The Ultimate Manual to CIS Hardening Guidelines
The Center of Internet Security (CIS) comprises cybersecurity professionals and experts from around the world who identify, validate, and promote cyber defense security practices.
The CIS has developed various international hardening standards and benchmarks that provide insight into improving your cybersecurity controls. Its hardening guidelines are a part of CIS’s mission to bring physical protection to combination locks, mind video cameras, and motion detectors and prevent intruders from breaching facilities.
These guidelines secure the servers and computers by minimizing their attack surface, vulnerability, and potential attack vectors. This also eliminates system flaws that cybercriminals could otherwise exploit to access sensitive user data.
What Are CIS Hardening Benchmarks?
CIS benchmarks refer to a set of best practices designed to secure a target system configuration and are endorsed by academia, government, industry, and business. Each of the guidance recommendations references one or more CIS controls and can help organizations improve their cyber defense capabilities.
Many popular compliance standards like HIPAA, NIST, PCI DSS, and SRG consider CIS guidelines as the industry standard for hardening systems and hardware.

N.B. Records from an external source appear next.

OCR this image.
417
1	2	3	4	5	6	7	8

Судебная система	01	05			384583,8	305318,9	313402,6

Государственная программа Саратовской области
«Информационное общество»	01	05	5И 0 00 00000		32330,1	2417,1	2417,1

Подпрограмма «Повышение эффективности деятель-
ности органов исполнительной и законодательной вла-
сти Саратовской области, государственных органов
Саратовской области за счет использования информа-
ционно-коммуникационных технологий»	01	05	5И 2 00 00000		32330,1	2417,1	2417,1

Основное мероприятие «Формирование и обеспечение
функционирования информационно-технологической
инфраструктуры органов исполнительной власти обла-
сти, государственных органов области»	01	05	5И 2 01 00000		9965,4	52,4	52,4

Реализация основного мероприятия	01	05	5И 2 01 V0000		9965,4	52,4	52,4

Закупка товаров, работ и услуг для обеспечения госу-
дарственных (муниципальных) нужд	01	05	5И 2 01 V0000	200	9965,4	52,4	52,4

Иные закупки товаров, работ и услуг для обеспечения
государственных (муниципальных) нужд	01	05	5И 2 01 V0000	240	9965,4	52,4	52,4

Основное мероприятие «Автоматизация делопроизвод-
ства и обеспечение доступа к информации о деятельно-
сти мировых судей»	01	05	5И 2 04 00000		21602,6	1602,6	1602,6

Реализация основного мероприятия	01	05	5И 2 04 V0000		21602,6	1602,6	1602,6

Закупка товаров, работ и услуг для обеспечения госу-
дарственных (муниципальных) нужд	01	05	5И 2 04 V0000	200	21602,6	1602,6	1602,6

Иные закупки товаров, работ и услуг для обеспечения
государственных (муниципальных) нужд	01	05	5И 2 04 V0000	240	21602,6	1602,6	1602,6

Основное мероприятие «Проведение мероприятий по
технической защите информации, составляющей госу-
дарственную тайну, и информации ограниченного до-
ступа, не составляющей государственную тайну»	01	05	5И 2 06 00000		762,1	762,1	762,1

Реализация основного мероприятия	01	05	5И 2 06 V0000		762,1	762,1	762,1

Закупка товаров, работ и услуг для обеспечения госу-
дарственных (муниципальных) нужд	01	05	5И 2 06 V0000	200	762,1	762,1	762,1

What is a hardened system? Hardened systems refer to computer systems that are secured by eliminating or mitigating vulnerabilities to make them inaccessible to unauthorized users.
The term ‘vulnerability’ here refers to software weaknesses and flaws that may occur during the implementation, consideration, design, or administration of a system. Once the system gets compromised, threat actors can exploit these vulnerabilities to hack into devices, systems, and networks.
In a nutshell, CIS hardening guidelines or benchmarks are fundamental to your system’s safety and compliance and are among the recommended security configurations and best practices.
Following a CIS network gives you a standard way to configure common digital assets, including your cloud infrastructure and operating systems, ensuring you don’t have to reinvent the wheel and also provides a clear roadmap to minimize the attack surface.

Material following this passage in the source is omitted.